This week voters and people in business started to get a more granular idea of how this Government operates behind the scenes.
Details from emails released under the Official Information Act show how it dealt with Warner Brothers over threats to the green-light decision needed to start filming The Hobbit.
There wasn't much negotiation. Warner Brothers asked for a law change to specify all film workers were contractors rather than employees and the Government did it under urgency in a day. It also kicked in US$25 million in extra tax rebates and marketing costs to keep Warner Brothers sweet. It was classic John Key dealmaking: do whatever it takes to make the deal happen.
The Auditor-General's report on negotiations on the SkyCity convention centre show how the Government gave SkyCity special treatment in which Key's office suggested "regulatory relief" to get the deal done. A pattern is developing here. The Government will change rules and give subsidies to those sectors and companies it likes.
Another set of examples crops up around farming. The Government has set aside $80 million in this year's budget to invest in irrigation schemes to help sheep farms convert to dairy farms and intensify production. Also this week, the Government declared a drought in Northland, which meant Government grants were available to Rural Support Trusts and special Rural Assistance Payments to farmers.
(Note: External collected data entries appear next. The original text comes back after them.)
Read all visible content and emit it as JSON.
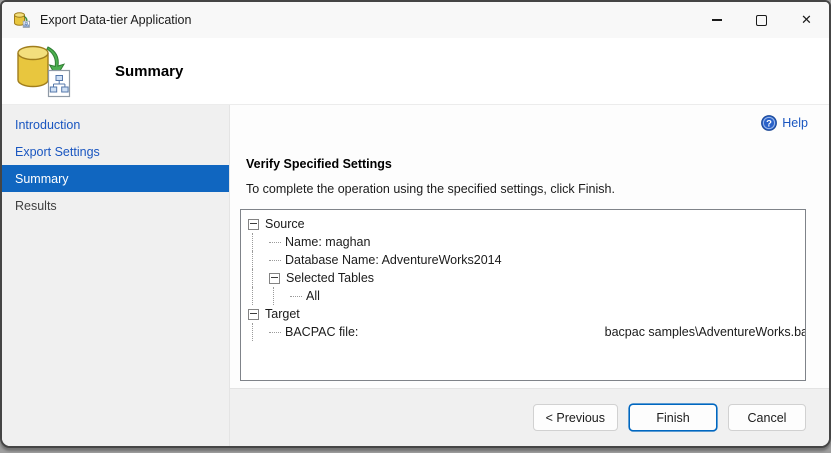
{
  "window": {
    "title": "Export Data-tier Application",
    "controls": [
      {
        "name": "minimize"
      },
      {
        "name": "maximize"
      },
      {
        "name": "close"
      }
    ]
  },
  "header": {
    "title": "Summary"
  },
  "sidebar": {
    "items": [
      {
        "label": "Introduction",
        "state": "link"
      },
      {
        "label": "Export Settings",
        "state": "link"
      },
      {
        "label": "Summary",
        "state": "selected"
      },
      {
        "label": "Results",
        "state": "plain"
      }
    ]
  },
  "main": {
    "help_label": "Help",
    "heading": "Verify Specified Settings",
    "description": "To complete the operation using the specified settings, click Finish.",
    "tree": [
      {
        "label": "Source",
        "depth": 0,
        "expand": true
      },
      {
        "label": "Name: maghan",
        "depth": 1
      },
      {
        "label": "Database Name: AdventureWorks2014",
        "depth": 1
      },
      {
        "label": "Selected Tables",
        "depth": 1,
        "expand": true
      },
      {
        "label": "All",
        "depth": 2
      },
      {
        "label": "Target",
        "depth": 0,
        "expand": true
      },
      {
        "label": "BACPAC file:",
        "depth": 1,
        "value_right": "bacpac samples\\AdventureWorks.ba"
      }
    ]
  },
  "footer": {
    "buttons": [
      {
        "label": "< Previous",
        "default": false
      },
      {
        "label": "Finish",
        "default": true
      },
      {
        "label": "Cancel",
        "default": false
      }
    ]
  },
  "colors": {
    "selected_item_bg": "#1066c0",
    "link_blue": "#1a56c0",
    "default_button_border": "#0067c0",
    "sidebar_bg": "#f0f0f0",
    "database_icon_gold": "#e8c63e",
    "arrow_green": "#4caf50"
  }
}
Yet, regularly, the Government claims allegiance to the principles of "level playing fields" and "laissez faire" policy when it suits.
Its refusal to intervene in the currency markets or to consider helping manufacturing exporters are examples of it choosing to say there is nothing it can or should do. The Government also refused to invest in a second internet cable, claiming the market was working to solve the problem.
How is a weather event different from the "economic headwinds" of a painfully high currency? How is a faster, cheaper broadband connection to help export services different from subsidies for dairy farmers?
The difference is in who is asking. Manufacturing exporters, such as Hamilton Jet, have said they cannot profitably invest in new production and productivity-enhancing equipment with a currency at such high levels.
Hundreds of exporting jobs are lost every month as the Government twiddles its thumbs. Unfortunately, there are more votes in cheap petrol and discounted flat screen televisions than there are in a fairly valued exchange rate.
What is desperately needed is the right types of people asking for a tilting of the playing field. There is no way the Lord of the Rings movies would have been green-lighted in the late 1990s with a currency over US80c. It averaged US54c during the lead-up and making of the first Tolkien trilogy.
One of the Government's biggest supporters, Federated Farmers, has until now been remarkably quiet on the currency. Its comments this week about the drought, highlighting the currency's unjustifiably high level, were the first signs of a cracking of that resolve.
This only highlights the Government's lack of consistency and adherence to coherent strategy and its bias for doing deals with mates.